Whatever it is that God has brought within your range, keep at it in the power of the Spirit.
He says, ‘The time is coming when they will not bear it, but you do the work. You may not be gifted, but do the work of an evangelist’. That is what it is, the work needs to be done.
Who of us can claim
any gift? I do not think it is a time for such claims; it is just a time for doing the work. So he says, “Do the work of an evangelist, fill up the full measure of thy ministry”. I just want to say this in regard to this chapter, that the bearing of it upon us all is, Are we prepared to go the whole way? How many of us are prepared to go part of the way, to be in fellowship, as we say, and to do a little bit of helping. It is not the time for that, dear brethren. The time is that we go the whole way in putting our resources at the disposal of the Lord in view of the finish of the dispensation, that we lay ourselves out to see that the dispensation, as far as we are concerned, will be finished in a way that will be worthy of the appearing of the Lord. He is about to appear! The Emperor is about to appear! That is what Paul is saying. “All who love his appearing” is a reference to the final day of the games, the great day of all when the emperor appeared. That is what we are looking for. The great One who is King of kings and Lord of lords is going to appear, and His rights will be accorded Him. How long they have been denied Him! You and I can accord them to Him, and we can long for His appearing, the day when every right will be accorded to Christ publicly.
Then Paul alludes to the disposing of one and another. It is like the disposition of troops in the day of battle under the direction of a field marshal. The Lord is doing that. Let us understand that wherever we are, we are there at the disposal of the Lord; whether He has put us in London, whether He has put us in Cologne, or whether He has put us in Australia. He has put us there according to the wisdom of His own disposition in view of the final stages of the testimony. So let us accept the place where the Lord has disposed us, and work out according to the divine thought
every feature of the truth in the power of the Spirit, and stand for it, whatever the consequences.
I have said this before and I say it again, dear brethren, that we are in a time of total war.

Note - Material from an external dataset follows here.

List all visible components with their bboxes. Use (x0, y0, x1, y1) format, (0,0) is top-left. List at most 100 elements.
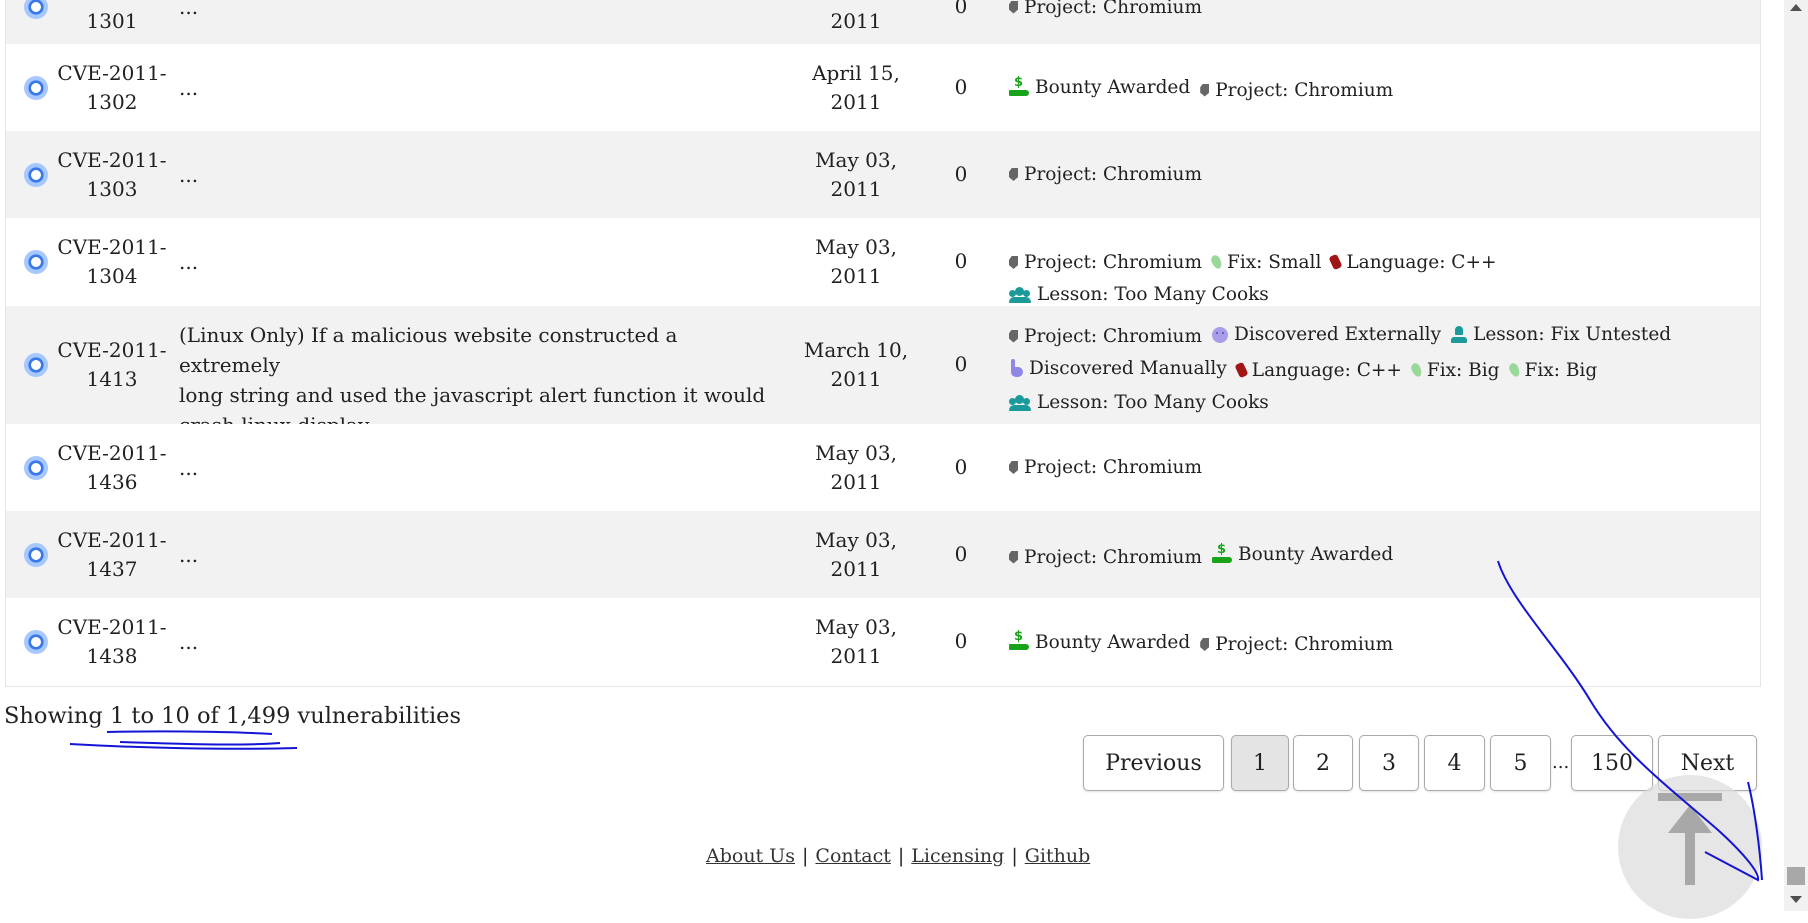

With a clarion call from the Lord the time has come, for all our resources to be put at His disposal in the final battle of the testimony. Make no mistake, the enemy recognises this is the final battle of the testimony and he is putting all his resources in a destructive way into every corner of the earth to disturb things. It is evident in certain things that Satan himself is in the battle. There is a call, therefore, for every brother and sister to be fully in what the Lord is doing; to be alert as to what the enemy is doing, but to be alert as to what the Lord is doing. Put yourself behind it, in the encouragement and strengthening of every brother and sister in your local gathering, for the Lord’s sake.